I want to search each sentence for the all the keywords and return sentences that contains all the keywords and the ones that does not. So output should

Sentence1 : 4 keywords Sentence2 : 3 keywords Sentence3 : none

this is my attempt to solve this

 var RawSentences = ["There is a black bag in a house filled with love", "We are in a shop. There is a black bag on the counter", " The ocean is beautiful and lovely today"]

 var keywords = ["black", "bag", "love", "filled"]

 for item in RawSentences {
        var matchkeywords: [String] = []
        
        for kword in keywords{
            
            if item.range(of:kword) != nil {
                print("Yes!!!! \(kword) is in \(generatedString)")
                matchkeywords.append(kword)
            }
        }
         
        print("There are \(String(matchkeywords.count)) keyword in \(item)")
        
       
    }

What is the best way to implement this in swift?

e.iluf
  • 1,389
  • 5
  • 27
  • 69

1 Answers1

1

If you only want to match the whole words you will need to use a regular expression and add boundaries to your keywords.
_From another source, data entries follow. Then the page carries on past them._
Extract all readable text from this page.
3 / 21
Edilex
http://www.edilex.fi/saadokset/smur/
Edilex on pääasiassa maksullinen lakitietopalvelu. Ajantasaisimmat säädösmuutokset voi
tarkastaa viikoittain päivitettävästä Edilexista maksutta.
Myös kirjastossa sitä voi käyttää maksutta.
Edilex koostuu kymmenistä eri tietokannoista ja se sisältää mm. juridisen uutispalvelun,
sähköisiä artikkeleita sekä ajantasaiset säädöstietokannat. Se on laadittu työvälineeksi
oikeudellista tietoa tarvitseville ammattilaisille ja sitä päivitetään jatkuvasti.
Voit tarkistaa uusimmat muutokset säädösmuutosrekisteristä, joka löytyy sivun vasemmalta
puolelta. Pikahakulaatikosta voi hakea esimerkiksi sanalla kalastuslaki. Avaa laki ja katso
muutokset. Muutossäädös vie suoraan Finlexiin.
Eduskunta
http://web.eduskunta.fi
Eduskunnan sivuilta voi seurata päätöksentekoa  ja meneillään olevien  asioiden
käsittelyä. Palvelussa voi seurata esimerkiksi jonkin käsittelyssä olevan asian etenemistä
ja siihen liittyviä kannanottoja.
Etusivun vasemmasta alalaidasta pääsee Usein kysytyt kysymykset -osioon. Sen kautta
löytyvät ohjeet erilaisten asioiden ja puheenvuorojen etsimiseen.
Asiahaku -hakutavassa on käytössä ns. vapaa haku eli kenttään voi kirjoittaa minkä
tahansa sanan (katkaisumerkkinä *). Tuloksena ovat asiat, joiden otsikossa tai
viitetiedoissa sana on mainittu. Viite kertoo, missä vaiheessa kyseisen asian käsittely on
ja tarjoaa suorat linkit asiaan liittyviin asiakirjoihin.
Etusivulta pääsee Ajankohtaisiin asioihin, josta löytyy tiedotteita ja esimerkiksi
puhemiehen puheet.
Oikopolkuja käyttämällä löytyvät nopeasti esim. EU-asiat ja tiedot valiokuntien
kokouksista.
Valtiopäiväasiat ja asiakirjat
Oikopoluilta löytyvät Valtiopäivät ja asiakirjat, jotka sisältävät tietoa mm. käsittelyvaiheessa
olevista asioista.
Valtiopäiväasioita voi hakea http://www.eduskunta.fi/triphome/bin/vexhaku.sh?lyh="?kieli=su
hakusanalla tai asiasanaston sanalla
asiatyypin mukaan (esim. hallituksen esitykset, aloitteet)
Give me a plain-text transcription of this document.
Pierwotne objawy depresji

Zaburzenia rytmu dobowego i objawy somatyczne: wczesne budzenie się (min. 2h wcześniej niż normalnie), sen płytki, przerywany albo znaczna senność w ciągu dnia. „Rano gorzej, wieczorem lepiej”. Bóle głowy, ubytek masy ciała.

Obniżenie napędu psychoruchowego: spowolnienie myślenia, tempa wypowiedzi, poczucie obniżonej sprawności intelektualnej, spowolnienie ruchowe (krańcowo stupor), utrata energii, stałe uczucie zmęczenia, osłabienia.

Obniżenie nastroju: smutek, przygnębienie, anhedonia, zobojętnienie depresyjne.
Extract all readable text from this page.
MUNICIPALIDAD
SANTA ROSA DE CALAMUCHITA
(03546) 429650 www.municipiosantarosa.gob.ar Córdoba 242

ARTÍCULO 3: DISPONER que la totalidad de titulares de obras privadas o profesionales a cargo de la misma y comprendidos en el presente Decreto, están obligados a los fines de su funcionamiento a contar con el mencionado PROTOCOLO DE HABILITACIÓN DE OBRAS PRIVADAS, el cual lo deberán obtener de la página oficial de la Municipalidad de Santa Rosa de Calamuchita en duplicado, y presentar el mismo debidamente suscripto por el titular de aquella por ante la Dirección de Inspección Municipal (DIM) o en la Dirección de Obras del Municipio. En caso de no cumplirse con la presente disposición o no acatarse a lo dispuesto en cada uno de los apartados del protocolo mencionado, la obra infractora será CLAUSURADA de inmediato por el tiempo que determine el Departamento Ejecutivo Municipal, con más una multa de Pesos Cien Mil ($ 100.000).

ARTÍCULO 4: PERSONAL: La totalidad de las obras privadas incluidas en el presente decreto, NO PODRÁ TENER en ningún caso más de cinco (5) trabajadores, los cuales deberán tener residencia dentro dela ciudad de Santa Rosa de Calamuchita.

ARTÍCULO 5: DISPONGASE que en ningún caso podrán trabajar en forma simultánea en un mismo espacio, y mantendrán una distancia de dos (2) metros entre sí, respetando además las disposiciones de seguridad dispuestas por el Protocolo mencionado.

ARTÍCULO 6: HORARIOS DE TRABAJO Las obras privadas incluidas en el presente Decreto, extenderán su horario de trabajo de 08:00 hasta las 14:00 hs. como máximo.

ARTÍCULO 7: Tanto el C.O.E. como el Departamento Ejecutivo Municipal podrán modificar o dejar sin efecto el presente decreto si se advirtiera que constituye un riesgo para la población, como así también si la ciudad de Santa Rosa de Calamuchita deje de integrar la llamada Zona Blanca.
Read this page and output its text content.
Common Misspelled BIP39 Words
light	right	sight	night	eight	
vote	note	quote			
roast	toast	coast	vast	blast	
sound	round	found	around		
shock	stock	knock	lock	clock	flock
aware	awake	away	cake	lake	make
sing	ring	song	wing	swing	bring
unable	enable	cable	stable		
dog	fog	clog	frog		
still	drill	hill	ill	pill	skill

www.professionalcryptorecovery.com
You can also make your search case and diacritic insensitive:

let sentences = ["There is a black bag in a house filled with love",
                 "We are in a shop. There is a black bag on the counter",
                 "The ocean is beautiful and lovely today"]
let keywords = ["black", "bag", "love", "filled"]

var results: [String: [String]] = [:]
for sentence in sentences {
    for keyword in keywords {
        let escapedPattern = NSRegularExpression.escapedPattern(for: keyword)
        let pattern = "\\b\(escapedPattern)\\b"
        if sentence.range(of: pattern, options: [.regularExpression, .caseInsensitive, .diacriticInsensitive]) != nil {
            results[sentence, default: []].append(keyword)
        }
    }
}

print(results)  // ["There is a black bag in a house filled with love": ["black", "bag", "love", "filled"], "We are in a shop. There is a black bag on the counter": ["black", "bag"]]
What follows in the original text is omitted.